Tel est l'objet de la présente proposition de loi.

PROPOSITION DE LOI

Article 1er

Le 7° du I de l'article L. 211-1 du code de l'environnement est complété par les mots : « , dans les conditions et selon les modalités définies à l'article L. 214-17 ».

Article 2

L'article L. 213-10 du code de l'environnement est complété par un alinéa ainsi rédigé :

« Les moulins tels que définis au III de l'article L. 211-1 exploitant l'énergie hydraulique pour la production d'hydroélectricité, ne sont pas considérés comme exerçant une activité taxable au sens de la présente sous-section. »

Article 3

Après le premier alinéa du 1° du I de l'article L. 214-17 du code de l'environnement, il est inséré un alinéa ainsi rédigé :

« Un cours d'eau, une partie de cours d'eau ou un canal ne peut être considéré comme jouant le rôle de réservoir biologique que si sont précisément identifiés les zones de reproduction ou d'habitat des espèces et les besoins des zones à réensemencer, et si la libre circulation des espèces entre ces différentes zones est effective. La liste établie en application des dispositions ci-dessus cesse de produire ses effets à défaut de révision sur la base de ces critères, au plus tard pour le 31 décembre 2020. »

Article 4

Après l'article L. 214-17 du code de l'environnement, il est inséré un article L. 214-17-1 ainsi rédigé :

« Art. L. 214-17-1. - Seuls les barrages peuvent être considérés comme des obstacles à la continuité écologique au sens du 1° du I de l'article L. 214-17.

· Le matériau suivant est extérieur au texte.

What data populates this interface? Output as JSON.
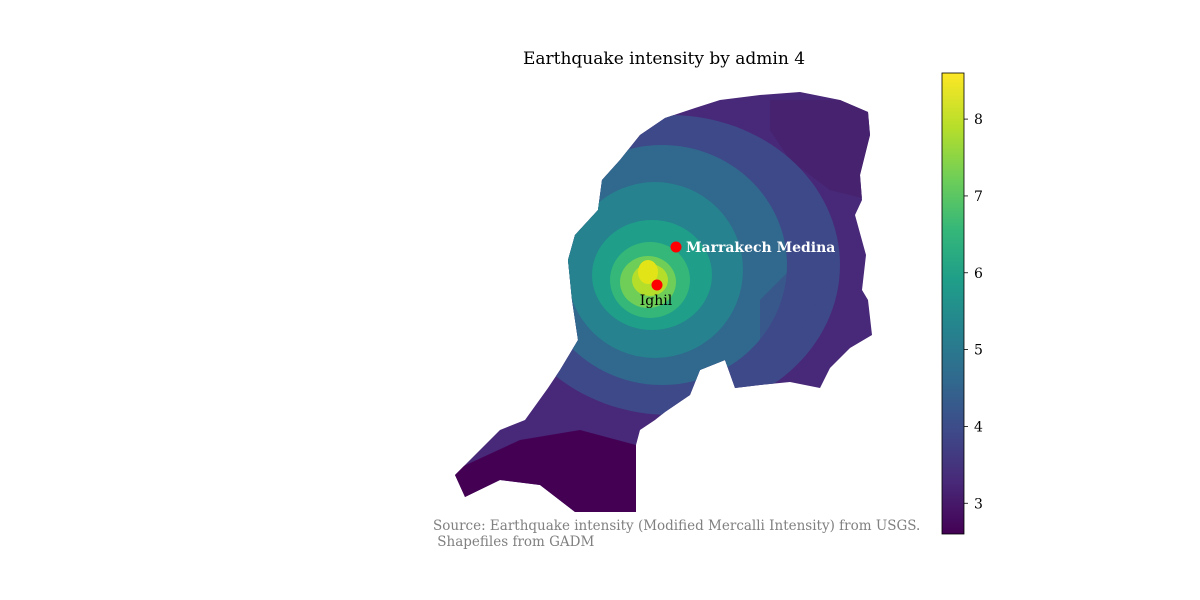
{
  "figure": {
    "title": "Earthquake intensity by admin 4",
    "source_line1": "Source: Earthquake intensity (Modified Mercalli Intensity) from USGS.",
    "source_line2": " Shapefiles from GADM"
  },
  "map": {
    "colormap": [
      "#440154",
      "#482878",
      "#3e4989",
      "#31688e",
      "#26828e",
      "#1f9e89",
      "#35b779",
      "#6ece58",
      "#b5de2b",
      "#fde725"
    ],
    "marker_color": "#ff0000",
    "cities": [
      {
        "name": "Marrakech Medina",
        "label_style": "white-bold"
      },
      {
        "name": "Ighil",
        "label_style": "black"
      }
    ]
  },
  "colorbar": {
    "min": 2.6,
    "max": 8.6,
    "ticks": [
      "3",
      "4",
      "5",
      "6",
      "7",
      "8"
    ]
  }
}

« Sont considérés comme des barrages au sens de l'alinéa précédent les ouvrages édifiés en lit mineur d'un cours d'eau, qui en occupent toute la largeur, et dont la crête présente une hauteur supérieure à deux mètres mesurée verticalement par rapport au niveau du terrain naturel en amont et à l'aplomb de la crête. ».

Article 5

La première phrase de l'article L. 214-18-1 du code de l'environnement est ainsi modifiée :

1° Après les mots : « Les moulins à eau », sont insérés les mots : « , ouvrages définis conformément au III de l'article L. 211-1 » ;

2° Sont ajoutés les mots : « , ni même à celles mentionnées au 7° de l'article L. 211-1. ».

Article 6

Après l'article L. 214-18-1 du code de l'environnement, il est inséré un article L. 214-18-2 ainsi rédigé :

« Art. L. 214-18-2. - Les seuils de moulins ou autres installations fonctionnant par surverse situés sur les cours d'eau, parties de cours d'eau ou canaux mentionnés au 1° du I de l'article L. 214 17, ne sont pas soumis aux prescriptions de l'autorité administrative mentionnées au même 1°. ».

Article 7

Après l'article L. 214-18-1 du code de l'environnement, il est inséré un article L. 214-18-3 ainsi rédigé :

« Art. L. 214-18-3. -  Aucune intervention sur un ouvrage, dans le cadre de l'article L. 214-17, ne doit provoquer une baisse de la ligne d'eau de nature à altérer les fonctions agricoles collatérales de l'ouvrage. ».

Article 8

Le a du 6° de l'article 1382 du code général des impôts est ainsi modifié :

1° Au premier alinéa, après le mot : « pressoirs », il est inséré le mot : « , moulins » ;

2° Au troisième alinéa les mots : « d'origine photovoltaïque » sont remplacés par les mots : « renouvelable, d'origine photovoltaïque ou hydraulique, ».

Article 9

Au 5° de l'article L. 314-1 du code de l'énergie, après le mot : « eaux », sont insérés les mots : « , ouvrages définis au III de l'article L. 211-1 du code de l'environnement, ».

Article 10

Le 1° de l'article L. 511-4 du code de l'énergie est complété par les mots : « dans la limite de leur consistance légale déterminée conformément aux dispositions du troisième alinéa de l'article L. 511-5 ».

Article 11

Les éventuelles conséquences financières résultant pour les collectivités territoriales de la présente loi sont compensées à due concurrence par une majoration de la dotation globale de fonctionnement.

Les éventuelles conséquences financières résultant pour l'État de la présente loi sont compensées à due concurrence par une taxe additionnelle aux droits visés aux articles 575 et 575A du code général des impôts.